Padma Karpo (1527-1592) appelle Vajravārāhī la “ḍākinī incorporelle[7], et en effet, quand Réchungpa allait récupérer la Transmission Aurale chez Tipupa au Népal, celle-ci est désignée sous le nom “les Neuf cycles de la ḍākinī incorporelle” (tib. lus med mkha' 'gro skor dgu)”. Ce Tipupa était en fait la conscience transfuge de Darma Dodé, le fils de Marpa, qui avait déménagé sa conscience dans le frais cadavre d’un jeune brahmane, après un vol vers l’Inde dans le corps d’un pigeon voyageur. Tipupa transmit l’ensemble du cycle à Réchungpa, qui le transmit à Milarepa, qui le retransmit à Réchungpa (pour des raisons linéologiques), ainsi qu'à notre ami Ngamdzongpa. Et via Pamodroupa et Dusumkhyenpa, les neuf cycles ont dû être intégrés dans l’école Kagyupa. Deux maillons de transmission par des “transfuges de la conscience” (tib. grong ‘jug), Kor Nirūpa et Tipupa, cela fait peut-être beaucoup.

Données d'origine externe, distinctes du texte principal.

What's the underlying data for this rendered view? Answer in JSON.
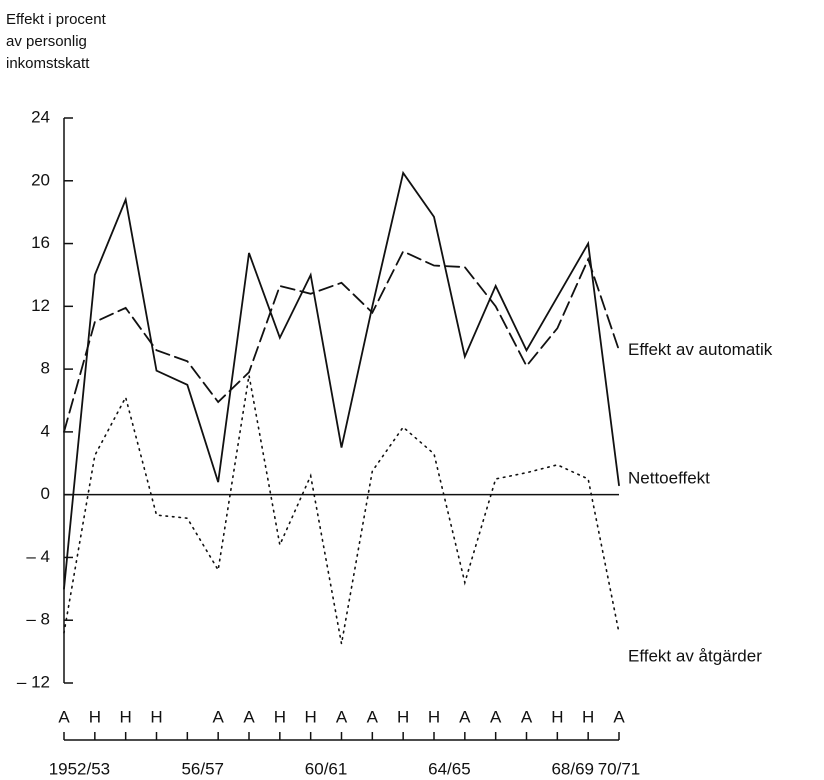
{
  "chart_data": {
    "type": "line",
    "ylabel_lines": [
      "Effekt i procent",
      "av personlig",
      "inkomstskatt"
    ],
    "categories": [
      "A",
      "H",
      "H",
      "H",
      null,
      "A",
      "A",
      "H",
      "H",
      "A",
      "A",
      "H",
      "H",
      "A",
      "A",
      "A",
      "H",
      "H",
      "A"
    ],
    "year_labels": [
      {
        "value": 0.5,
        "label": "1952/53"
      },
      {
        "value": 4.5,
        "label": "56/57"
      },
      {
        "value": 8.5,
        "label": "60/61"
      },
      {
        "value": 12.5,
        "label": "64/65"
      },
      {
        "value": 16.5,
        "label": "68/69"
      },
      {
        "value": 18,
        "label": "70/71"
      }
    ],
    "ylim": [
      -12,
      24
    ],
    "yticks": [
      {
        "value": -12,
        "label": "– 12"
      },
      {
        "value": -8,
        "label": "– 8"
      },
      {
        "value": -4,
        "label": "– 4"
      },
      0,
      4,
      8,
      12,
      16,
      20,
      24
    ],
    "reference_line": 0,
    "series": [
      {
        "name": "Effekt av automatik",
        "color": "#111",
        "dash": "dashed",
        "values": [
          4,
          11,
          11.9,
          9.2,
          8.5,
          5.9,
          7.8,
          13.3,
          12.8,
          13.5,
          11.6,
          15.5,
          14.6,
          14.5,
          12,
          8.2,
          10.6,
          15,
          9.2
        ]
      },
      {
        "name": "Nettoeffekt",
        "color": "#111",
        "dash": "solid",
        "values": [
          -6,
          14,
          18.8,
          7.9,
          7,
          0.8,
          15.4,
          10,
          14,
          3,
          12,
          20.5,
          17.7,
          8.8,
          13.3,
          9.2,
          12.6,
          16,
          0.6
        ]
      },
      {
        "name": "Effekt av åtgärder",
        "color": "#111",
        "dash": "dotted",
        "values": [
          -8.8,
          2.5,
          6.2,
          -1.3,
          -1.5,
          -4.8,
          7.6,
          -3.2,
          1.2,
          -9.5,
          1.5,
          4.3,
          2.6,
          -5.6,
          1,
          1.4,
          1.9,
          1,
          -8.8
        ]
      }
    ]
  }
}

Il n’est pas impossible que les hagiographes ont encore pensé à un plan B. Dans les Chants de Milarepa, on trouve un court chapitre intitulé 47. (dbang bskur dang rab gnas kyi skor), où Vajrayoginī se manifeste à Milarepa et ses disciples (seuls Réchungpa et Ngendzongpa, etc. sont nommés) et où celle-ci donne la “Transmisison Aurale de la ḍākinī” (tib. mkha’ ‘gro snyan brgyud), sous la condition d’une seule transmission par génération spirituelle (tib. chig rgyud du gnas pa). Pour la consécration Milarepa, se disant trop vieux maintenant, n’intervient pas, et demande au vase de faire lui-même l’initiation. C’est le vase qui miraculeusement confère l’initiation à ceux qui sont présents. C’est la compassion des lamas "kagyupa" (tib. bka’ brgyud bla ma’i thugs rje) qui rendait possible ce miracle. Peut-être aidée un peu par la foi des disciples ? ...

Le chapitre termine sur un autre miracle, qui est en fait un miracle que nous connaissions déjà, mais avec d’autres personnages : Nāgārjuna et Saṅkaja/Paṅkaja. Voir mon blog Sur un thangka de mahasiddhas (XVIIIème) au British Museum. Ce miracle sert à montrer qu’il est possible de recevoir la bénédiction d’un icône/une divinité visualisée (skt. samayasattva), lorsqu’elle a été consacrée (tib. rab gnas) par la divinité jñānasattva. Dans ce cas, c’est le corps de Milarepa qui est consacré par le jñānasattva, ce qui le rend indifférencié de la jñānaḍākinī.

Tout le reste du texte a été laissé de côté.